I am very pleased to announce that a paper long in progress with Peter John (University College London) has been accepted for publication in the British Journal of Political Science.  An earlier version of the paper was mentioned in this post, but the forthcoming paper can be found here and an abstract as follows:

We set out a theory of political capital investment to explain how democratic governments emphasize specific public policies. Our claim is that governments seek to enhance their chances of re-election by managing their portfolio of public policies in a calculated manner. In this way, government is like an investor making choices about risk to yield return on its investments of political capital. We introduce a quantitative method for assessing risk and return in government policy portfolios. An active investment strategy emerges as an element of statecraft; stability in returns is crucial and governments assume significant risk to maintain it. Do the public reward returns to political capital?
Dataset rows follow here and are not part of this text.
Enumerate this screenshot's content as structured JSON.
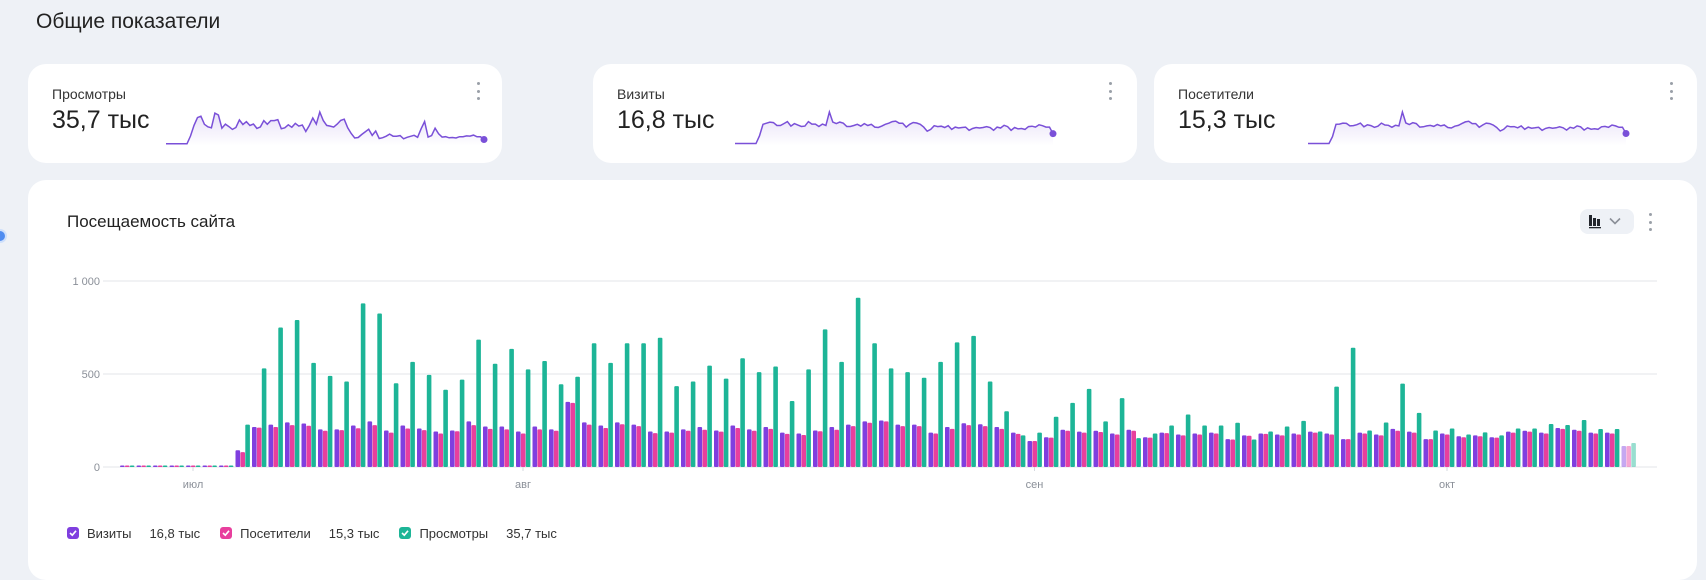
{
  "page": {
    "section_title": "Общие показатели"
  },
  "colors": {
    "visits": "#7f3fdf",
    "visitors": "#e83f9d",
    "views": "#1db597",
    "sparkline": "#7a50d8",
    "background": "#eef1f6"
  },
  "metrics": [
    {
      "label": "Просмотры",
      "value": "35,7 тыс",
      "series": "views"
    },
    {
      "label": "Визиты",
      "value": "16,8 тыс",
      "series": "visits"
    },
    {
      "label": "Посетители",
      "value": "15,3 тыс",
      "series": "visitors"
    }
  ],
  "traffic": {
    "title": "Посещаемость сайта",
    "chart_type_icon": "bar-chart-icon",
    "legend": [
      {
        "label": "Визиты",
        "total": "16,8 тыс",
        "series": "visits"
      },
      {
        "label": "Посетители",
        "total": "15,3 тыс",
        "series": "visitors"
      },
      {
        "label": "Просмотры",
        "total": "35,7 тыс",
        "series": "views"
      }
    ]
  },
  "chart_data": {
    "type": "bar",
    "title": "Посещаемость сайта",
    "xlabel": "",
    "ylabel": "",
    "ylim": [
      0,
      1000
    ],
    "y_ticks": [
      {
        "value": 0,
        "label": "0"
      },
      {
        "value": 500,
        "label": "500"
      },
      {
        "value": 1000,
        "label": "1 000"
      }
    ],
    "x_ticks": [
      {
        "label": "июл",
        "index": 4
      },
      {
        "label": "авг",
        "index": 24
      },
      {
        "label": "сен",
        "index": 55
      },
      {
        "label": "окт",
        "index": 80
      }
    ],
    "grid": true,
    "legend_position": "bottom-left",
    "last_point_partial": true,
    "series": [
      {
        "name": "Визиты",
        "key": "visits",
        "values": [
          5,
          5,
          5,
          5,
          5,
          5,
          5,
          90,
          215,
          228,
          240,
          234,
          202,
          202,
          223,
          245,
          196,
          223,
          207,
          191,
          196,
          245,
          218,
          218,
          191,
          218,
          202,
          350,
          240,
          223,
          240,
          228,
          191,
          191,
          202,
          215,
          196,
          223,
          202,
          215,
          185,
          180,
          196,
          215,
          228,
          245,
          250,
          228,
          228,
          185,
          215,
          235,
          230,
          215,
          185,
          140,
          160,
          200,
          190,
          195,
          180,
          200,
          160,
          185,
          175,
          180,
          185,
          150,
          170,
          180,
          175,
          180,
          190,
          180,
          150,
          185,
          175,
          205,
          190,
          150,
          180,
          165,
          170,
          160,
          190,
          195,
          185,
          210,
          200,
          185,
          185,
          113
        ]
      },
      {
        "name": "Посетители",
        "key": "visitors",
        "values": [
          5,
          5,
          5,
          5,
          5,
          5,
          5,
          80,
          212,
          215,
          225,
          222,
          195,
          198,
          208,
          225,
          185,
          207,
          198,
          180,
          192,
          225,
          205,
          202,
          180,
          202,
          195,
          345,
          228,
          210,
          230,
          220,
          182,
          185,
          195,
          200,
          190,
          210,
          195,
          205,
          178,
          172,
          192,
          200,
          220,
          238,
          245,
          220,
          220,
          180,
          205,
          225,
          220,
          205,
          178,
          140,
          158,
          195,
          185,
          188,
          175,
          195,
          158,
          182,
          170,
          175,
          180,
          148,
          168,
          178,
          170,
          175,
          185,
          175,
          150,
          180,
          170,
          195,
          185,
          150,
          175,
          160,
          165,
          158,
          185,
          190,
          180,
          205,
          195,
          180,
          180,
          113
        ]
      },
      {
        "name": "Просмотры",
        "key": "views",
        "values": [
          5,
          5,
          5,
          5,
          5,
          5,
          5,
          228,
          530,
          750,
          790,
          560,
          490,
          460,
          880,
          825,
          450,
          565,
          495,
          415,
          470,
          685,
          555,
          635,
          525,
          570,
          445,
          485,
          665,
          560,
          665,
          665,
          695,
          435,
          460,
          545,
          475,
          585,
          510,
          540,
          355,
          525,
          740,
          565,
          910,
          665,
          530,
          510,
          480,
          565,
          670,
          705,
          460,
          300,
          170,
          185,
          270,
          345,
          420,
          245,
          370,
          155,
          180,
          223,
          282,
          223,
          223,
          238,
          148,
          191,
          218,
          248,
          191,
          432,
          641,
          196,
          239,
          448,
          291,
          196,
          207,
          175,
          186,
          170,
          207,
          207,
          231,
          226,
          253,
          204,
          204,
          129
        ]
      }
    ]
  }
}
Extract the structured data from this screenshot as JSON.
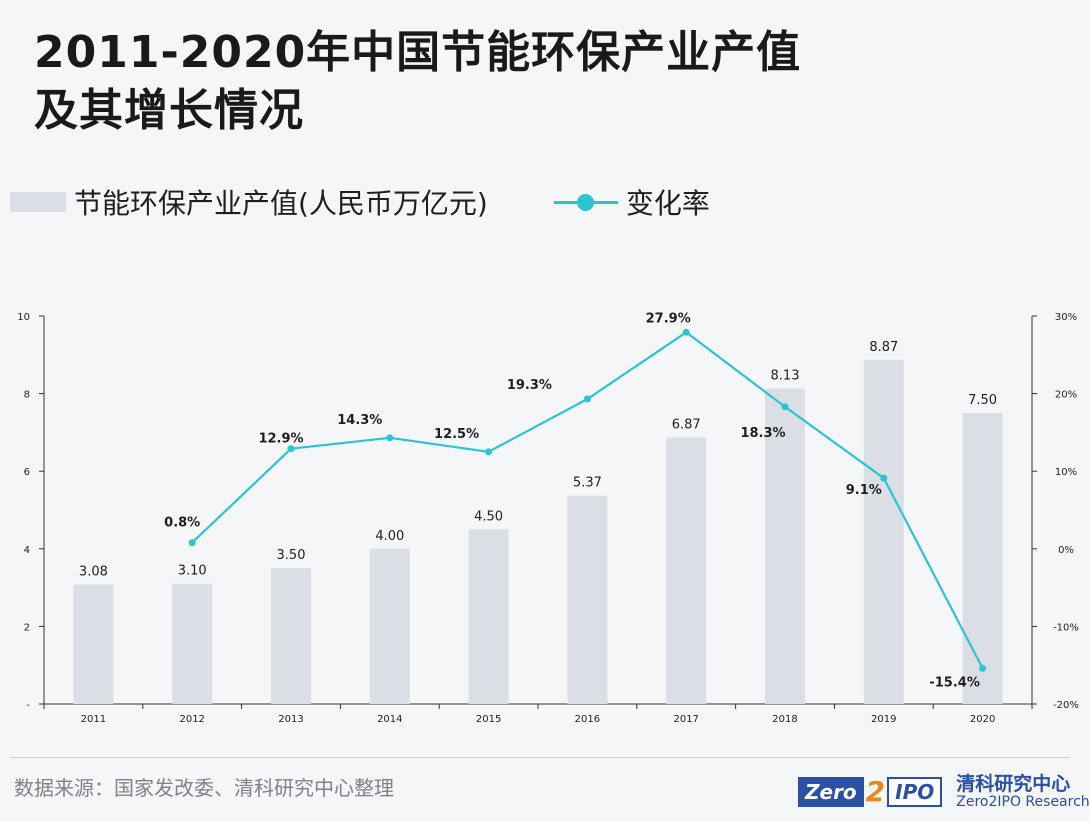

Do they punish risky policy investments? How do the returns to policy investmentguide political management and statecraft? We address these questions through time-series analyses of risk and return in the case of Britain between 1971-2000. Our findings reveal that risk and return predict election outcomes and that returns, risk profiles and the uncertainty in public signals influence the prioritisation of policies.  

The paper is part of a larger project that includes a book with Oxford University Press that we expect to complete early this fall and comparative work with  Laura Chaqués and Anna Palau of the Spanish Policy Agendas Project team and others who we will be meeting at the Comparative Policy Agendas conference next week in Reims.  Peter and I will be presenting some results from the project at the upcoming European Political Science Association meetings in Berlin this month.  I will provide more information about the project in future posts that I hope will be of interest.